To further divert needed sales tax revenue from the operating budget is wrong. We need more revenue to meet the needs of our state. It would be irresponsible to divert sales tax revenue to transportation projects unless we had adequate operating budget revenue to fund basic education, mental health, other state services and fully fund state employee contracts.

Of course, the two transportation packages also differ in that the Senate package contains a poison pill that makes all mass transit dollars over the next 15 years contingent on no executive branch activity on a clean fuels standard.

Regardless of one’s belief about climate change, this is wrong-headed in so many ways. Carbon pollution from the transportation sector accounts for 50% of our greenhouse gas emissions, which has a significant and costly impact on human health and our state operating budget.

The poison pill, apart from being a violation of the separation of powers, holds hostage any funding for transit that helps lower emissions to any policy that would allow lowering emissions by creating cleaner fuel standards.

This pits human health and carbon emissions against corporate profits.

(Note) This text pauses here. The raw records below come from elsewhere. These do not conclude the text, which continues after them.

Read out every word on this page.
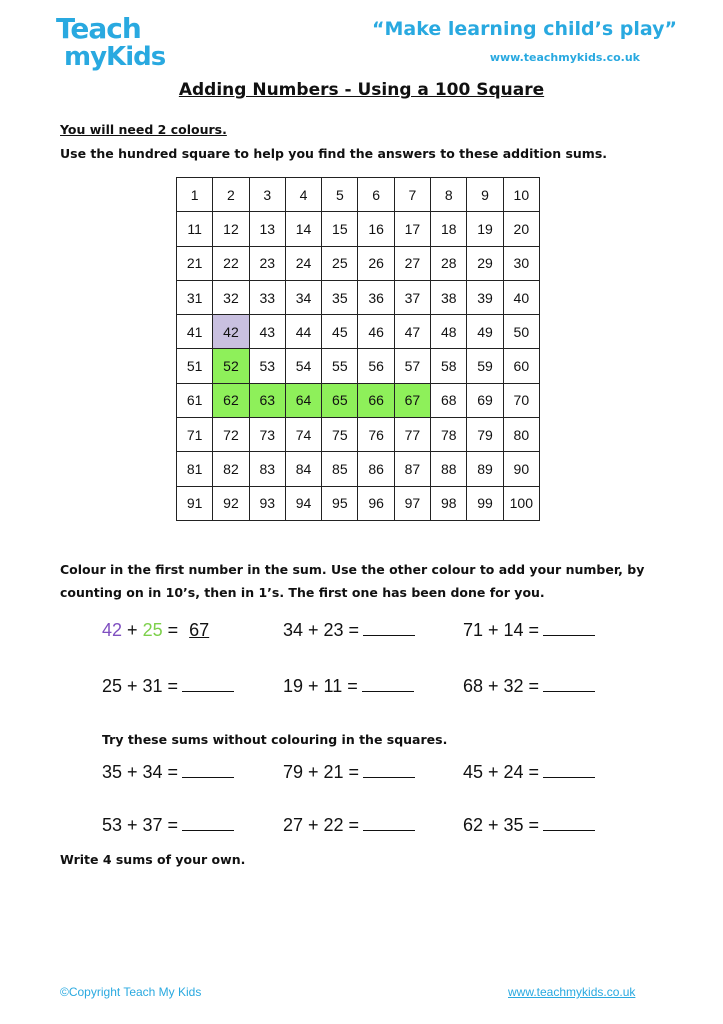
Teach
myKids
“Make learning child’s play”
www.teachmykids.co.uk
Adding Numbers - Using a 100 Square
You will need 2 colours.
Use the hundred square to help you find the answers to these addition sums.
1	2	3	4	5	6	7	8	9	10
11	12	13	14	15	16	17	18	19	20
21	22	23	24	25	26	27	28	29	30
31	32	33	34	35	36	37	38	39	40
41	42	43	44	45	46	47	48	49	50
51	52	53	54	55	56	57	58	59	60
61	62	63	64	65	66	67	68	69	70
71	72	73	74	75	76	77	78	79	80
81	82	83	84	85	86	87	88	89	90
91	92	93	94	95	96	97	98	99	100
Colour in the first number in the sum. Use the other colour to add your number, by counting on in 10’s, then in 1’s. The first one has been done for you.
42 + 25 = 67	34 + 23 =	71 + 14 =
25 + 31 =	19 + 11 =	68 + 32 =
Try these sums without colouring in the squares.
35 + 34 =	79 + 21 =	45 + 24 =
53 + 37 =	27 + 22 =	62 + 35 =
Write 4 sums of your own.
©Copyright Teach My Kids	www.teachmykids.co.uk
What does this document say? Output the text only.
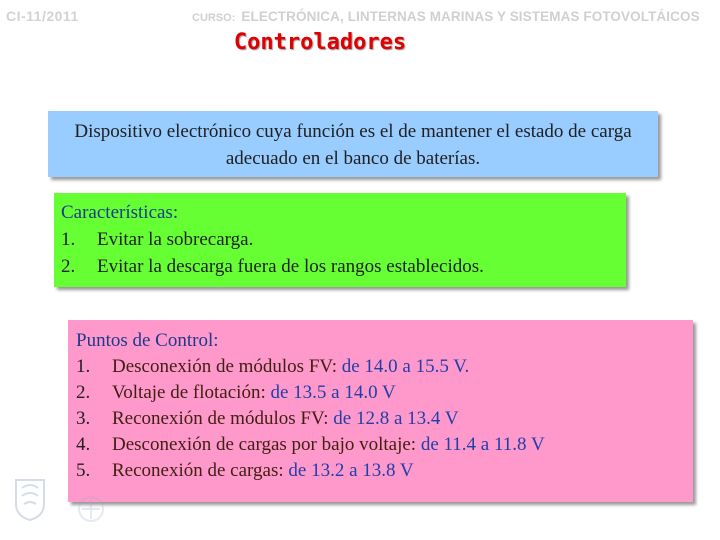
CI-11/2011	CURSO: ELECTRÓNICA, LINTERNAS MARINAS Y SISTEMAS FOTOVOLTÁICOS
Controladores
Dispositivo electrónico cuya función es el de mantener el estado de carga adecuado en el banco de baterías.
Características:
1.	Evitar la sobrecarga.
2.	Evitar la descarga fuera de los rangos establecidos.
Puntos de Control:
1.	Desconexión de módulos FV:
de 14.0 a 15.5 V.
2.	Voltaje de flotación:
de 13.5 a 14.0 V
3.	Reconexión de módulos FV:
de 12.8 a 13.4 V
4.	Desconexión de cargas por bajo voltaje:
de 11.4 a 11.8 V
5.	Reconexión de cargas:
de 13.2 a 13.8 V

This is not what people want when they say they want to see a wise investment of transportation dollars.

The capital budget should be, and usually is, a pretty straightforward budget that allows us to invest in our state’s future by improving any nontransportation infrastructure — affordable housing, public buildings, parks and recreation, cultural venues, clean and adequate water, etc. — while creating thousands of family-wage jobs, lowering our carbon footprint, and protecting our communities from floods, forest fires, and storm water runoff, etc. The great thing about the capital budget is that there are deserving projects in every county and legislative district in the state.

But while it is in the best interest of our state to pass robust transportation and capital budgets, it is critical to first pass a robust and meaningful operating budget. The operating budget is the budget that frames how state government interacts with the private economy. The operating budget is a moral document — it backs up the values we hold dear with the financing to make a difference and the commitment we have to Washington’s future.

It is clear to us that we need more revenue to adequately fund an operating budget that takes care of our state’s needs and the workers who provide these essential services. There are a number of revenue options on the table — capital gains, B&O tax reform, closing tax loopholes, and a carbon fee — to name just a few. It is our hope that the budget negotiators can put aside ideological differences during the coming post sine die period and honestly address our state’s shortage of revenue. As a state we have limped along for the past three biennia, not meeting the needs of our people or of a growing economy.

It is time to make the investments in people and the economy that have been on hold.

Either the Legislature can make these decisions or I guess we can look towards the Supreme Court. One place or another ,the people of Washington State will get justice.